The historic Southside community is situated on the hilly and forested slopes of Red Mountain just south of Birmingham, Alabama’s central business district. The neighborhood includes the landscape from Railroad Park to the crest of Red Mountain, and from Interstate 65 to U.S. Highway 31 “Red Mountain Expressway.”
We walked up the hill to Buck Mulligan’s Public House, the most authentic Irish Pub in this part of the country, where we watched the Alabama game on the Big Screen TV with the noisiest bunch of Alabama fans you’ve ever heard. Buck Mulligan is a fictional character in James Joyce’s novel Ulysses. The character of Mulligan was based on Oliver St.

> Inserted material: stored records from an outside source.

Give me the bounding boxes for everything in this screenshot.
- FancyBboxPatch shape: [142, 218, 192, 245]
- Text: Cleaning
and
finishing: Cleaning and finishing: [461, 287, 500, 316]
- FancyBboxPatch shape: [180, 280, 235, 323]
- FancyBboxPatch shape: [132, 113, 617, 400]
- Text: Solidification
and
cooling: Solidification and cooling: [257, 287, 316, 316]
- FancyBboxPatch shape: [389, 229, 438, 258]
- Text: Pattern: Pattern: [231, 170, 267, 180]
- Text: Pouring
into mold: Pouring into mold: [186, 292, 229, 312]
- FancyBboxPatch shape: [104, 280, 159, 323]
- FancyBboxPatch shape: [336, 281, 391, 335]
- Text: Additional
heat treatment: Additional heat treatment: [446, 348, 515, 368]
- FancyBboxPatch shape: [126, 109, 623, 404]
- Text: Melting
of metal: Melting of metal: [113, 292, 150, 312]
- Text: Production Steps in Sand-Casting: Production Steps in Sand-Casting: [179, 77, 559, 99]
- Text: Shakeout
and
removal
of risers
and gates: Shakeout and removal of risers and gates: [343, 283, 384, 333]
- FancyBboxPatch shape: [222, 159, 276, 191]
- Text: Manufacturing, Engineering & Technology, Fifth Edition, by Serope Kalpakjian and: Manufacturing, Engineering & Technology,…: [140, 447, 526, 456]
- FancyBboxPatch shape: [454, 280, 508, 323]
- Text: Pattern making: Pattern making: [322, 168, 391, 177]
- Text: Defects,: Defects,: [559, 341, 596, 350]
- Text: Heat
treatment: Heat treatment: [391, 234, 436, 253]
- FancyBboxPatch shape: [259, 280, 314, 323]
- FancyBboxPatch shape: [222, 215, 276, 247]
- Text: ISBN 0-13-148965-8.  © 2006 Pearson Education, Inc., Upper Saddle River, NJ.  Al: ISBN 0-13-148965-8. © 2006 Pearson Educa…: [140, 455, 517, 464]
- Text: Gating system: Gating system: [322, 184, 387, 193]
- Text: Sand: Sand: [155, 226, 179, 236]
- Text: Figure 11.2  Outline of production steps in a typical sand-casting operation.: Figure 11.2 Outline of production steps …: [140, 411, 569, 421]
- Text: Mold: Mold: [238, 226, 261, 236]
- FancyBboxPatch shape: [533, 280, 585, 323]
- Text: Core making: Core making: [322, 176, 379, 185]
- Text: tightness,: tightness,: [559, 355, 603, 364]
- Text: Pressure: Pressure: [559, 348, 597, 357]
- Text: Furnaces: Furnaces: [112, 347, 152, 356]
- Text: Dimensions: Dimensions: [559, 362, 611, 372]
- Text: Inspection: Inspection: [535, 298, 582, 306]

John Gogarty, a medical student and close companion with whom James Joyce had a falling out shortly before leaving Ireland.
Memories of our trip to Hawaii in 1996 come to mind when I think about Pam eating the local food if we ever make it to Ireland. She’s not a seafood eater, but I also know she is not a big fan of corned beef and sauerkraut. She wouldn’t even sample those Corned Beef Fritters.
Five Points South is one of the most densely populated residential neighborhoods in the city and home to the University of Alabama at Birmingham (UAB) and its adjacent hospitals, the state’s second largest employer. The Birmingham Business Journal forecasts Southside to have the highest income growth over the next four years of any zip code in the metro area.
Southside is one of the most cosmopolitan neighborhoods in Birmingham and is well known as a hub for bohemian culture. Five Points South in particular has long been a popular nightlife and entertainment district. Because of the international draw of UAB, Southside is the most racially and ethnically diverse neighborhood in Birmingham.
The highlight of our visit to Five Points was our 8:00 pm Dinner Reservation at the Highlands Bar and Grill.
The Highlands Bar and Grill combines the simple elegance of rustic French cooking with rich southern tradition to create a dining experience that is, according to Gourmet magazine, among the top five restaurants in the country. We had to make our reservation three weeks out, so our expectations were high and we were not disappointed.
Frank Stitt launched the Highlands Bar and Grill in 1982. I don’t recall ever meeting Frank, but I do remember his father, who was a doctor (surgeon) with an office in Johnson’s Crossing, between Hanceville and Cullman.
As Pam and I entered the mirrored elevator at the Highlands Hotel to return to our 7th floor suite, we took this selfie. We had the best time at the Hotel Highlands, Buck Mulligans and the Highlands Bar and Grill!